Häufig gestellte Fragen
Worum geht es in der Arbeit grundlegend?
Die Arbeit untersucht die Entwicklung und die moralischen Wandlungen des Protagonisten Simplicius im Roman von Grimmelshausen.
Was sind die zentralen Themenfelder der Untersuchung?
Im Zentrum stehen die Konzepte von Laster, Buße, moralischer Erziehung und die Problematik einer dauerhaften Abkehr von der weltlichen Sphäre.
Was ist das primäre Ziel der Arbeit?
Das Ziel ist die Nachzeichnung der verschiedenen Lebensphasen des Helden unter Berücksichtigung der Lehren des Einsiedlers und der göttlichen Fügung.
Welche wissenschaftliche Methode wird verwendet?

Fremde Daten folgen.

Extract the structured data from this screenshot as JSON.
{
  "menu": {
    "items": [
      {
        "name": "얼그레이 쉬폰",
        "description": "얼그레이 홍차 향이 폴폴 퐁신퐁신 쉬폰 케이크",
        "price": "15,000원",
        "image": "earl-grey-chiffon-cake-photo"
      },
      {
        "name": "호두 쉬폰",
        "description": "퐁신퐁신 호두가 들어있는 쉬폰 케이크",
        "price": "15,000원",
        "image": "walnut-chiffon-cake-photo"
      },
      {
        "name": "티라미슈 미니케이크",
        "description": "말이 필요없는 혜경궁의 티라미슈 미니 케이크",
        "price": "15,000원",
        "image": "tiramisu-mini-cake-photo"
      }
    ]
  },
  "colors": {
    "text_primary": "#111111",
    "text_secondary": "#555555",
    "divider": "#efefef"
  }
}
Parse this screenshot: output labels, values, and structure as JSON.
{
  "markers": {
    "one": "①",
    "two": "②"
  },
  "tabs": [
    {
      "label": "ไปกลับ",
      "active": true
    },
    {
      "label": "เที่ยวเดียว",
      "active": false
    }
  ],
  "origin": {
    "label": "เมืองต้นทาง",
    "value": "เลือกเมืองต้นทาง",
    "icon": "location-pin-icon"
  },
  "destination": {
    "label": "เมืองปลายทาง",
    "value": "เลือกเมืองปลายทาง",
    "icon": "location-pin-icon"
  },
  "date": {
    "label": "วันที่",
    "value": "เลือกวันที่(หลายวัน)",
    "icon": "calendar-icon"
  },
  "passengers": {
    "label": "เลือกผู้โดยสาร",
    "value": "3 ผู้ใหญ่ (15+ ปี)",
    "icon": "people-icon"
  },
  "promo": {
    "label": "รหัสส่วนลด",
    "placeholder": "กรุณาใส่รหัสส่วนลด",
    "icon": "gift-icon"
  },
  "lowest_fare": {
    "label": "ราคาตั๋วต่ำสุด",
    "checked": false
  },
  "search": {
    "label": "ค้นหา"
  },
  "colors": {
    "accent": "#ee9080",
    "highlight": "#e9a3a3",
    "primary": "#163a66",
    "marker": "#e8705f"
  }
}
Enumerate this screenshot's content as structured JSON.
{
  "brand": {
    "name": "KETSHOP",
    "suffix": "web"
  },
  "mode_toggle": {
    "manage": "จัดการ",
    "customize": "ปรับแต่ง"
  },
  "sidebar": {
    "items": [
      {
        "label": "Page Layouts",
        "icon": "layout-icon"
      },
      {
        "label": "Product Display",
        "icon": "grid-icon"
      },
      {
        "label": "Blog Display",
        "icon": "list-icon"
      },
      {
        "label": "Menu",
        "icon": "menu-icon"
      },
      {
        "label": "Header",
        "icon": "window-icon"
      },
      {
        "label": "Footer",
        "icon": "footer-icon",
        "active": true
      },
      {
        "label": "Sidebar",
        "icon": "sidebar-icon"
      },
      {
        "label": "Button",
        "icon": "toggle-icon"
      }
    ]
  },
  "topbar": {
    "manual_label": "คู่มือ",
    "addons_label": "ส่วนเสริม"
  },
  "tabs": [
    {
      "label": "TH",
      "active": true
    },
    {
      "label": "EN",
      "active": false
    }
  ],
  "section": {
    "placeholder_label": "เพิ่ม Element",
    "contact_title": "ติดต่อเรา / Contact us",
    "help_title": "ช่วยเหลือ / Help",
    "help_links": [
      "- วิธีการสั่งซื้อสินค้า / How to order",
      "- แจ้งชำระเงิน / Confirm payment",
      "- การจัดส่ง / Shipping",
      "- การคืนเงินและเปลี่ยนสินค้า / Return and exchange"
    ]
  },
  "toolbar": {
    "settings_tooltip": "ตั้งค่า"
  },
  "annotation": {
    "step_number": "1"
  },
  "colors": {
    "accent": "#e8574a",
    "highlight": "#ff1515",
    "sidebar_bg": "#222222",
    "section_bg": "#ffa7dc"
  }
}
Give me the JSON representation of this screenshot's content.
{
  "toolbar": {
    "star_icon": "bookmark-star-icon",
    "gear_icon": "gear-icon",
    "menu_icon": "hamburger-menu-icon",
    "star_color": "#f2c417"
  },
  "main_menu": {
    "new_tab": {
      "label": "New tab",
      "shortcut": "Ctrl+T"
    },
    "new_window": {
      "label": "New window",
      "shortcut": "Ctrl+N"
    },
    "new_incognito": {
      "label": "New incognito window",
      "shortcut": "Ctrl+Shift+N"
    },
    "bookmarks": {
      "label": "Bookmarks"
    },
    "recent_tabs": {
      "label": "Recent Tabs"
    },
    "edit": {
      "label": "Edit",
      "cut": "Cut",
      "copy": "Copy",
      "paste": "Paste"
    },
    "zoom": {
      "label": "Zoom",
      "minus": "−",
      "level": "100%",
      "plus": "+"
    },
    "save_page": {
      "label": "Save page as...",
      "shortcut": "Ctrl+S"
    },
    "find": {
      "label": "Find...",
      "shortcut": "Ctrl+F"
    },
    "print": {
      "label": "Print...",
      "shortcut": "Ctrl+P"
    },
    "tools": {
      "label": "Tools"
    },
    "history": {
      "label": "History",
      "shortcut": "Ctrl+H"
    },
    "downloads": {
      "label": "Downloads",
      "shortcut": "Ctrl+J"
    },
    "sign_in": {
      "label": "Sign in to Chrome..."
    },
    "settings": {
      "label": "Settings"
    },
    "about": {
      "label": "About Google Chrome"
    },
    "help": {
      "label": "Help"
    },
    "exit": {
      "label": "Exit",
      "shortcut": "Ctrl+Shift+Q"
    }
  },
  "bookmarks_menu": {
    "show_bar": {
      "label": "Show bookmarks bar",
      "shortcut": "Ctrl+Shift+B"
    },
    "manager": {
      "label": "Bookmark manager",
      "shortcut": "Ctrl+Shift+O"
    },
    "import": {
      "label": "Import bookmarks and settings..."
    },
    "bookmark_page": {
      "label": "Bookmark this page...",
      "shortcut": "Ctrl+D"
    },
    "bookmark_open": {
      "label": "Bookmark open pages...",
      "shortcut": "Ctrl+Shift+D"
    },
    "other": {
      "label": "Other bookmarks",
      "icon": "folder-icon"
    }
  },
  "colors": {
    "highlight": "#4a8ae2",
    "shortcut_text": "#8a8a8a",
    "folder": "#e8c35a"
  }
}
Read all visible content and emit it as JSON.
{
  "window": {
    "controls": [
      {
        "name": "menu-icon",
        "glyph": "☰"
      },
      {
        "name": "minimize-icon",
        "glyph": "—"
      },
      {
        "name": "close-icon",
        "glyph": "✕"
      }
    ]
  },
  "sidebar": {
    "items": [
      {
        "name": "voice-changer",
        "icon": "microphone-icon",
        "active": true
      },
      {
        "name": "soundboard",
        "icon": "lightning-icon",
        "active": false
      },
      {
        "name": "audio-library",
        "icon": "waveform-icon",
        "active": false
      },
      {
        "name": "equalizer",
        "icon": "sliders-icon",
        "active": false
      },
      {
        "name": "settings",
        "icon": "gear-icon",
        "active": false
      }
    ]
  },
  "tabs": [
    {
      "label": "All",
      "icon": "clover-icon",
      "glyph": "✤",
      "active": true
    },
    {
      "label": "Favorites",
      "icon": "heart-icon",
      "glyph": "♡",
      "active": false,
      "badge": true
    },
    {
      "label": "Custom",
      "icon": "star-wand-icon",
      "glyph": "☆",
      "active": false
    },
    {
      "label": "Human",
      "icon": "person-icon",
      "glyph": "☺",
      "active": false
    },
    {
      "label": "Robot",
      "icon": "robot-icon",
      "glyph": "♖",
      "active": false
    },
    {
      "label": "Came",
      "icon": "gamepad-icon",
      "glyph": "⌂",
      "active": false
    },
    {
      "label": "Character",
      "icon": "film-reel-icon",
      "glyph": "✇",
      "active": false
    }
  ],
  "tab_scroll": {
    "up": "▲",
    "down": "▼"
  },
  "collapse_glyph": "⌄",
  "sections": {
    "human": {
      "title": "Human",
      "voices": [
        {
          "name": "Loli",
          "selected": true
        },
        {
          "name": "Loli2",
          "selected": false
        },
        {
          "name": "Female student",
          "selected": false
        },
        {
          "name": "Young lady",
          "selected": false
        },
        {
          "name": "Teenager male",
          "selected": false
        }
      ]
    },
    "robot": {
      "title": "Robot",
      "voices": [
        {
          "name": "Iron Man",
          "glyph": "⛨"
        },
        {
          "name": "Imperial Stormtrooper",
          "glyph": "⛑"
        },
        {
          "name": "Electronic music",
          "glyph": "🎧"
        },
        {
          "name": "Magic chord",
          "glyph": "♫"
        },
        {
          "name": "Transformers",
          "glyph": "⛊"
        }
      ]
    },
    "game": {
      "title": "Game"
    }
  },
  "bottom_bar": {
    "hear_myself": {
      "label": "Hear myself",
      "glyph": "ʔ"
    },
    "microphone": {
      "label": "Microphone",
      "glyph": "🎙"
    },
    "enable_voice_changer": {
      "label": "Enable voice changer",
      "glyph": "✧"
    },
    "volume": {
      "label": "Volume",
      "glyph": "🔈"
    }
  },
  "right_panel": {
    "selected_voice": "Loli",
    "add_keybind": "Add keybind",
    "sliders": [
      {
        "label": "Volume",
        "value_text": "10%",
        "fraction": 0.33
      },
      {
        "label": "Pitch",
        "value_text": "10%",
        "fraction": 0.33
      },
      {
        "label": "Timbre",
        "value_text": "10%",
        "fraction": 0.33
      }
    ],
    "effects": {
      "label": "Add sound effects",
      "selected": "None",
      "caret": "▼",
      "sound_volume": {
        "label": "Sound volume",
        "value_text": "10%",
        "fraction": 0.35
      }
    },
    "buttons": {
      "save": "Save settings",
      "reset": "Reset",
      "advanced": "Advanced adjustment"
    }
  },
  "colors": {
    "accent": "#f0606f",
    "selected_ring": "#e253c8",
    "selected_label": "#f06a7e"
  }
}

Die Arbeit nutzt eine literaturwissenschaftliche Analyse des Romantextes unter Einbeziehung relevanter Sekundärliteratur und zeitgenössischer moraltheologischer Konzepte.
Was wird im Hauptteil der Arbeit behandelt?
Der Hauptteil gliedert den Lebensweg von der kindlichen Unwissenheit über die verschiedenen militärischen und sozialen Stationen bis hin zur endgültigen Isolation auf einer Insel.
Welche Schlüsselbegriffe charakterisieren die Arbeit?
Die Arbeit wird maßgeblich durch Begriffe wie Sündenweg, barocke Welttheater-Vorstellung, Moraltheologie, Weltflucht und Identitätswandel charakterisiert.
Wie ist die Rolle des Einsiedlers für den Protagonisten zu bewerten?
Der Einsiedler fungiert als moralischer Kompass, dessen Lehre Simplicius zwar theoretisch versteht, in der Praxis jedoch erst nach einer schicksalhaften Abgeschiedenheit verinnerlicht.
Warum gelingt Simplicius die Abkehr von der Welt erst auf der Insel?
Die Isolation auf der Insel entzieht ihn den sozialen Strukturen und Versuchungen, was die notwendige Distanz zur Welt schafft, die für eine echte Buße erforderlich ist.